Diehl Aerospace
- Industry: Aerospace
- Predecessor: Diehl Avionik Systeme GmbH and Diehl Luftfahrt Electronik
- Headquarters: Überlingen, Germany
- Area served: Worldwide
- Parent: Diehl Group and Thales Group

= Diehl Aerospace =

German aerospace company

Diehl Aerospace GmbH is an interiors and avionics specialist. Headquartered in Überlingen, Germany, the company is organised as a joint venture between the German Diehl Group and the French Thales Group.

Diehl Aerospace was founded in 2006 via the merger of Diehl Avionik Systeme GmbH and Diehl Luftfahrt Electronik. By 2013, products produced by Diehl Aerospace were reportedly integrated upon all Airbus-built airliners, as well as most Boeing-built counterparts as well. The company's growth strategy has been largely organic, but several acquisitions have been selectively made as well. The 2010s saw a significant growth in revenue, Diehl reportedly derives 50 percent of its turnover from its aviation activities, up from only 10 percent during the previous decade. In 2018, the holding group for the firm was rebranded as Diehl Aviation.

==History==
In 2006, Diehl Aerospace was created from the merger of Diehl's previously-separate avionics and electronics divisions. As a part of this restructuring, Thales Group converted its 49 percent stake in Diehl Avionik Systeme into an equivalent share of the newly created Diehl Aerospace. Within two years, the new entity had entered the top 100 largest aerospace companies in the world, largely through its work as a supplier to the multinational aerospace conglomerate Airbus. Diehl's relationship with Airbus reaches back to the 1970s, having provided cabin lighting systems for the Airbus A300 airliner. During the 1980s, it designed the Airbus A320's flight control unit, which was subsequently adapted for both the A330 and A340 airliners as well. In 2002, it was contracted to supply the slides management system and slat flap control computer for the Airbus A380 as well, as well as to jointly produce its flight control unit in cooperation with Thales.

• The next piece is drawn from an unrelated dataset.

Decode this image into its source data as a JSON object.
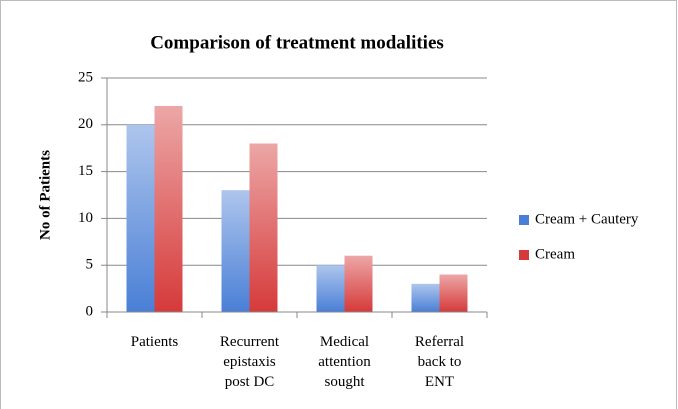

Outside of the European market, Diehl has secured work with various overseas aerospace companies, including Boeing, Bombardier Aerospace, and Embraer, amongst other customers. A major source of work for the company in the civilian sector has been the fitting-out of cabin interiors. Diehl has made moves to expand its presence within the interiors sector. By 2008, it was operating from five key locations across Germany. During 2011, Diehl opened a new component production plant in Hungary, its first manufacturing facility outside of Germany.

The company has also been active within the military sector; Diehl has supplied elements of both the NHIndustries NH90 helicopter and Eurofighter Typhoon multirole fighter aircraft. By 2013, Diehl was reportedly keen to expand its aerospace work in light of declining activity in the defense sector. In response to market conditions, Claus Gunther, chief executive of Diehl Defence, stated that staff were being retrained in response to shifts in demand.

In early 2012, aerospace periodical Flight International reported that the company was well-positioned to handle scheduled ramp-ups in output by both Boeing and Airbus alike. Around the same time, Diehl's chief executive, Rainer von Borstel, ruled out any further acquisitions for the time being, instead focusing upon integrating already-acquired assets, such as the lavatory manufacturer Dasell and galley manufacturer Muhlenberg Interiors, into the group. However, the interior equipment specialist AOA was acquired by the firm during the following year; Diehl subsequently reiterated that its main focus was on organic growth opportunities rather than via further acquisitions, but would be encouraging second- and third-tier suppliers to consolidate wherever possible.

By 2013, Diehl Aerospace was claiming that its products had been integrated into every airliner in production by Airbus, along with the majority of Boeing's airliners as well; it was reportedly producing components for 120 individual aircraft each month. In mid-2016, the company was again readying itself for another production ramp-up by Airbus; Diehl was described by Flight International as holding an influential position over the Airbus A350 XWB program in particular due to its interiors work.

During 2018, Diehl's aerospace assets were restructured; Diehl Aerosystems was rebranded as Diehl Aviation; this entity acts as the umbrella group for its other aerospace interests, including Diehl Aerospace, Diehl Aircabin, Diehl Comfort Modules and Gauting. By 2019, Diehl was reportedly deriving 50 percent of its turnover from its aviation activities, up from only 10 percent just a decade beforehand. The company stated that it planned to remain heavily engaged in the sector and to make further investments in its aviation business.